Beer (and Wine)
It’s clear we enjoy the Craft Beer Culture, and that many of our travels in this state, and beyond, result in tasting some fine liquid delights. We find it a bit sad that beverages are often associated with their intoxicating effects. Our earliest “wine teacher,” showed us the wonder of enjoying wine for the art and culture of wine making, the conversation about wine that wine provokes, the connection wine offers as it returns people back to the earth and to community. Breweries, and artisan ales and lagers of all types, offer exactly the same attributes. Enjoyed respectfully and responsibly, an argument can be made that craft beer is restoring community to our rapidly isolating world. Simply put: don’t mess this up for everyone else . . . don’t drink and drive, don’t drink if you’re under 21, don’t provide alcohol to minors, and for goodness sakes, craft beer is not meant to be abused!
In a world of industrial agriculture, reproduced restaurants, fast-food, and corporate controlled food chains, we have three intentions: local, local, local. Now, let me bring us down from this high horse. We sin sometimes, grabbing Subway for lunch, writing at Starbucks, and eating Chipotle (but hey, they were started in Denver).
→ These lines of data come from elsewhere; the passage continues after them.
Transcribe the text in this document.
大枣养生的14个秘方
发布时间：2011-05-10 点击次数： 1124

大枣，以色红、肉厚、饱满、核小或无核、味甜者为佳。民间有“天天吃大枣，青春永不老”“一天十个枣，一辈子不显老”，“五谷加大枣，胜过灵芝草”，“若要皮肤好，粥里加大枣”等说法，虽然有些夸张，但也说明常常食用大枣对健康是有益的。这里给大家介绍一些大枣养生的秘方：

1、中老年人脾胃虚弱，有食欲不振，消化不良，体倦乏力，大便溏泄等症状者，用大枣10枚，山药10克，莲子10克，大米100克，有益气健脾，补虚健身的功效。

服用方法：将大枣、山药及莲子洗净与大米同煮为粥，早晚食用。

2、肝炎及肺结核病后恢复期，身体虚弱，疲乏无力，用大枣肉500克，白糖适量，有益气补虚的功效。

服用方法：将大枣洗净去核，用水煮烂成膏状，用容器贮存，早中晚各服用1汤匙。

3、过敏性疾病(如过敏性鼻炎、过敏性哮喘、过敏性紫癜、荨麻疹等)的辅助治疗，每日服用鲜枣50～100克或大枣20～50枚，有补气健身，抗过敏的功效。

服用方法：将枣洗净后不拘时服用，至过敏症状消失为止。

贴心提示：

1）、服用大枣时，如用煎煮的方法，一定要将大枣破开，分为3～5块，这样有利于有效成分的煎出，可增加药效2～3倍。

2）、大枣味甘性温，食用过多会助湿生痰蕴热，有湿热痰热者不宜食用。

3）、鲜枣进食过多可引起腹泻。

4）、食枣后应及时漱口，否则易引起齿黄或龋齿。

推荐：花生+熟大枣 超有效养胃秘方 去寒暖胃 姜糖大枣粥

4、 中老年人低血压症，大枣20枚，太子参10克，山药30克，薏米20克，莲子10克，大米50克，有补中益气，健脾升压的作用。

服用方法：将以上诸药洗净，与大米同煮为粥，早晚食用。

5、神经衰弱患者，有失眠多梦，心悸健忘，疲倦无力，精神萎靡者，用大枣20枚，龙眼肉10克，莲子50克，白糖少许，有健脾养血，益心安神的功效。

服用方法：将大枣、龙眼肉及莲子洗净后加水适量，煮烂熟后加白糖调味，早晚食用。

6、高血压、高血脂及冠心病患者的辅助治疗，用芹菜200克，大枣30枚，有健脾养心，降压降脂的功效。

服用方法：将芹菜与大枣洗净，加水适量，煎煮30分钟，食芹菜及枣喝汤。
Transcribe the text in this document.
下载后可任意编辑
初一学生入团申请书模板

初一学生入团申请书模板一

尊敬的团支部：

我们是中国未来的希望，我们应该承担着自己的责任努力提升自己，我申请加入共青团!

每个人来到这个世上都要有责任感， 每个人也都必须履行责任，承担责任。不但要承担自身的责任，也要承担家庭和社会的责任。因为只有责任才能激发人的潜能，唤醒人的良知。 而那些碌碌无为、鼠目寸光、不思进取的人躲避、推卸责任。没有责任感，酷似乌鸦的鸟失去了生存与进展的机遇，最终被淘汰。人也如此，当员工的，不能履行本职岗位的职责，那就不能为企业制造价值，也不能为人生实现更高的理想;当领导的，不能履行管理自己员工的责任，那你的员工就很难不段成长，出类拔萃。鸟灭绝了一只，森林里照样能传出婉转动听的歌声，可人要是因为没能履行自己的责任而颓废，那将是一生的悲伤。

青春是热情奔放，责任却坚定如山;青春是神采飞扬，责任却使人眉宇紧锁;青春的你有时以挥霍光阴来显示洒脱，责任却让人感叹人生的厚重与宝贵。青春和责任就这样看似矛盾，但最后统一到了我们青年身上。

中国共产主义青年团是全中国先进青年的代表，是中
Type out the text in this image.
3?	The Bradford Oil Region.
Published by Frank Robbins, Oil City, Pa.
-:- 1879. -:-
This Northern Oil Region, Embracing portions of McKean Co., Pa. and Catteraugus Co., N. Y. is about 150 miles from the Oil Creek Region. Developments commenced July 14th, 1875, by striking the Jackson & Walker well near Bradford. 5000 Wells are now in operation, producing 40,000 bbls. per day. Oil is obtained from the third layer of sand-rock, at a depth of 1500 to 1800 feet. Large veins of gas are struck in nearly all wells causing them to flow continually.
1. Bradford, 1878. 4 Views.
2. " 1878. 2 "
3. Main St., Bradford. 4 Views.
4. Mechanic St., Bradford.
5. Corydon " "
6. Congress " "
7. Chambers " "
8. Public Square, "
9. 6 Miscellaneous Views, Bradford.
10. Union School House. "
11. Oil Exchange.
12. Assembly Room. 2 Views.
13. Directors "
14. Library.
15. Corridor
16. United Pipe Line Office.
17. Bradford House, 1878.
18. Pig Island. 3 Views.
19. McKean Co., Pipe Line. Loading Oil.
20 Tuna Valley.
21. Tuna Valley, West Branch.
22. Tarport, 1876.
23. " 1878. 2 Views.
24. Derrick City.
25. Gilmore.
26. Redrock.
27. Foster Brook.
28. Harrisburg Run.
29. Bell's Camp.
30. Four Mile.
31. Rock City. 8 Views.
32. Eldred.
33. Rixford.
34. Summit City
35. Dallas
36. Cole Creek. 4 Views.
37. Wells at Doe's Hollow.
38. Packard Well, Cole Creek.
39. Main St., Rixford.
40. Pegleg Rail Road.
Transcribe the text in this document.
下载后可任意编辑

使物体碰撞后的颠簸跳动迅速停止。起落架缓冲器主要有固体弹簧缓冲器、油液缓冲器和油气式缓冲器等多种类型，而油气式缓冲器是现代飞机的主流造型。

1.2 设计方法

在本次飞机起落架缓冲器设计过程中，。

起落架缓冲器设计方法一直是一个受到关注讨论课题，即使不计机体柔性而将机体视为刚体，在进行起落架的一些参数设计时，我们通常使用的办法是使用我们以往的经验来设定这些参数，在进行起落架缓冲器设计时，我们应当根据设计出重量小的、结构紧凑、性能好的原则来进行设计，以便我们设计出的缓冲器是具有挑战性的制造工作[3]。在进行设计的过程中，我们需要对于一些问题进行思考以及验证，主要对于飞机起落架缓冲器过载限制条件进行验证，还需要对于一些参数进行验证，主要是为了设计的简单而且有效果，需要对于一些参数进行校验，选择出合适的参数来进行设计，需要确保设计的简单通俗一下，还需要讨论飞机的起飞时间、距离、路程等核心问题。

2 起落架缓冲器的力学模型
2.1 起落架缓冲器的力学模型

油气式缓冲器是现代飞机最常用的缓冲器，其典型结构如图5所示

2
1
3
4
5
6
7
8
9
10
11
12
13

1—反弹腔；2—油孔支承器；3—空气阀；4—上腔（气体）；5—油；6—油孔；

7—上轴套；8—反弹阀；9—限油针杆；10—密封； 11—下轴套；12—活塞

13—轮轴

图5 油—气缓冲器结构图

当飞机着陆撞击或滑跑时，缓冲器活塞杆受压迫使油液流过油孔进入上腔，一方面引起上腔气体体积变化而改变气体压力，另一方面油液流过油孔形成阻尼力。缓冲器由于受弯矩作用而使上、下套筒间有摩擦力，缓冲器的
But we think we must make every effort possible to buy locally farmed produce, meats and cheeses, eat at locally owned restaurants, and enjoy food with our local community.
Many of our blog entries, particularly those while abroad, discuss the ethics of travel, the intrusion we can have as travelers on other cultures, and the impact (both negative and positive) we have on the places we wander. I don’t think there’s a clear science to how we approach travel, but I think understanding local cultures and customs and histories (particularly those where our home country is involved) is a first step. I think it’s also fundamental to always be aware of who we are, where we are, and to be thinking over these issues and impacts. Yes, it is most lovely to wander and get lost and drift into a dreamy state of travel, but even in these moments, we owe it to ourselves, and to the places and people where we travel, to remain conscious of the profound affect of our footsteps.